Just last week, Ola Electric Mobility launched its first electric scooter, which received 1,00,000 bookings in the first 24 hours. A great move to move away from depleting fossil fuels (petrol, diesel, gas) and move towards electricity. But production of electricity is also derived from resources; coal accounts for the majority of the supply in India.

While we propagate bring-your-cloth-bag for grocery shopping, it is crucial to understand that it takes more resources to make a cotton tote bag than cheap polyethene. The Environmental Protection Agency report analyzed how many times one would use types of bags to equal the environmental consequences of a plastic one. Paper and plastic-based reusable totes need between 35 and 85 re-uses. A cotton bag needs to be used 7,100 times to make up for the resources that went into it. For organic cotton? 20,000 times. Essentially translating, if you used the organic cotton bag twice a week, it’d be worth it after 192 years.

Similarly, when we think of carpools or rideshares, we imagine them almost on par with public transit. But they are far from so. Drivers for Ola and Uber often travel far to reach urban areas before they even turn on the app. The aim is not only to reduce private car ownership (i.e. city road congestion); it’s the overall distance travelled and carbon emissions that count.

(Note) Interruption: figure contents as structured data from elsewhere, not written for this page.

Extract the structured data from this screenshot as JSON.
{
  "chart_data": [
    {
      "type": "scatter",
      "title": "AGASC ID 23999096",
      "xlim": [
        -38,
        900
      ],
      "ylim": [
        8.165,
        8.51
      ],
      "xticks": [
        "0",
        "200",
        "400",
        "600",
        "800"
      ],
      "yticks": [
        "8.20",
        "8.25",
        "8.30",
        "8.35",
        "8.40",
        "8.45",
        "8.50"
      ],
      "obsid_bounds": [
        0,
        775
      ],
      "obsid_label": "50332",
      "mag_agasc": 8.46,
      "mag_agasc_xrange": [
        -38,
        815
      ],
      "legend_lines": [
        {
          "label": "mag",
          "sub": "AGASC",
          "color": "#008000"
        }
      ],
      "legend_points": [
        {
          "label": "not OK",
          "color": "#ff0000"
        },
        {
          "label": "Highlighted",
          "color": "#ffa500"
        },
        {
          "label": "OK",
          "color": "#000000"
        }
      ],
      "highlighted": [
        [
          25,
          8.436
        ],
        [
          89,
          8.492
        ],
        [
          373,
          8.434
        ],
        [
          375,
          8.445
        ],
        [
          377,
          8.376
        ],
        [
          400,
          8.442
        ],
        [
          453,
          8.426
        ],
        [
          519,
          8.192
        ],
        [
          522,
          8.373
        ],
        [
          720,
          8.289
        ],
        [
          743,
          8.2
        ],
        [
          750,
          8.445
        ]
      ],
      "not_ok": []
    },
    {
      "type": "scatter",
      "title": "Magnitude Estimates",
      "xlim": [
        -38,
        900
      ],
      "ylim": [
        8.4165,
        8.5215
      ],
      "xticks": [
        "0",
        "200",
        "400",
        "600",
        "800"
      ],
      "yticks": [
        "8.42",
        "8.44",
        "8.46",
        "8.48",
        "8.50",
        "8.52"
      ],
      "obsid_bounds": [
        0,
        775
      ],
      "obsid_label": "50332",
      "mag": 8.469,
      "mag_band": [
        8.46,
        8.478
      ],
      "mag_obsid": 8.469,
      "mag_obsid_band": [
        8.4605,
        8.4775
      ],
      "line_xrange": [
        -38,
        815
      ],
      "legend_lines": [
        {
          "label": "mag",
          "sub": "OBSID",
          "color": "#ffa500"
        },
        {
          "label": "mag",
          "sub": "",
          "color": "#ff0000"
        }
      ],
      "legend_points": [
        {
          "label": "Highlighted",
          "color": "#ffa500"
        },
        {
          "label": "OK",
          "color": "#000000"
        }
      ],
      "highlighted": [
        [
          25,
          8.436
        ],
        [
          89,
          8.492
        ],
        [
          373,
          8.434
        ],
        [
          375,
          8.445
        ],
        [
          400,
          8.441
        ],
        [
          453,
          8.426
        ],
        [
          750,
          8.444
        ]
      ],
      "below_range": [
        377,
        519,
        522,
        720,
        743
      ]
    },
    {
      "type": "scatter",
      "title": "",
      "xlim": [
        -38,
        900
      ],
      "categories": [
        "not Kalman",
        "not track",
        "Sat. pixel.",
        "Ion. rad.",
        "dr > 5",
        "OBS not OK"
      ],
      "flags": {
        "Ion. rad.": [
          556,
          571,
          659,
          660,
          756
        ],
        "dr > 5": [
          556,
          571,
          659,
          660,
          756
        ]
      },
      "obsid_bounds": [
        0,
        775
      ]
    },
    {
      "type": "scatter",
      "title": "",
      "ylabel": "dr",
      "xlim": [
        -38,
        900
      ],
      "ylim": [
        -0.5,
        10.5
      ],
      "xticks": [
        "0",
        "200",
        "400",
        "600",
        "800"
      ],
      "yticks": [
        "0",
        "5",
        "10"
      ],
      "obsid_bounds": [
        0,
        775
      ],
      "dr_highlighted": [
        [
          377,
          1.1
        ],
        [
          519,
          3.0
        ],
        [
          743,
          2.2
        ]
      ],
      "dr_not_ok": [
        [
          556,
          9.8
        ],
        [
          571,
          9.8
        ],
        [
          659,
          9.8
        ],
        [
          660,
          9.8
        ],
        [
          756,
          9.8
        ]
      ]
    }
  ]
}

The point here is that all products and services have environmental impacts as well as economic costs.In other words, almost all products and services need the extraction of natural resources and the release of wastes and emissions. Both certainly affect the natural environment in adverse. The environmental benefits of sustainable products are not that they fix the environment or have no impact, but rather, their environmental impacts are lesser than those of similar products.

So the question rests are sustainable products good for the environment? Stephanie Parker, in her article, says that they raise awareness, at the very least and give people can begin to an excellent start who want to make a difference.


  1. T. Zink & R. Geyer (2016), There Is No Such Thing as a Green Product, Standard Social Innovation Review
  2. A. Funk (2019), Things You Think Are Environmentally Friendly — But Aren’t, Discover Magazine
  3. Life Cycle Assessment of grocery carrier bags (2018), Environmental Protection Agency, Ministry of Environment and Food of Denmark
  4. S. Parker, Do “environmentally responsible” products help the planet? Or do they just get us to buy more stuff?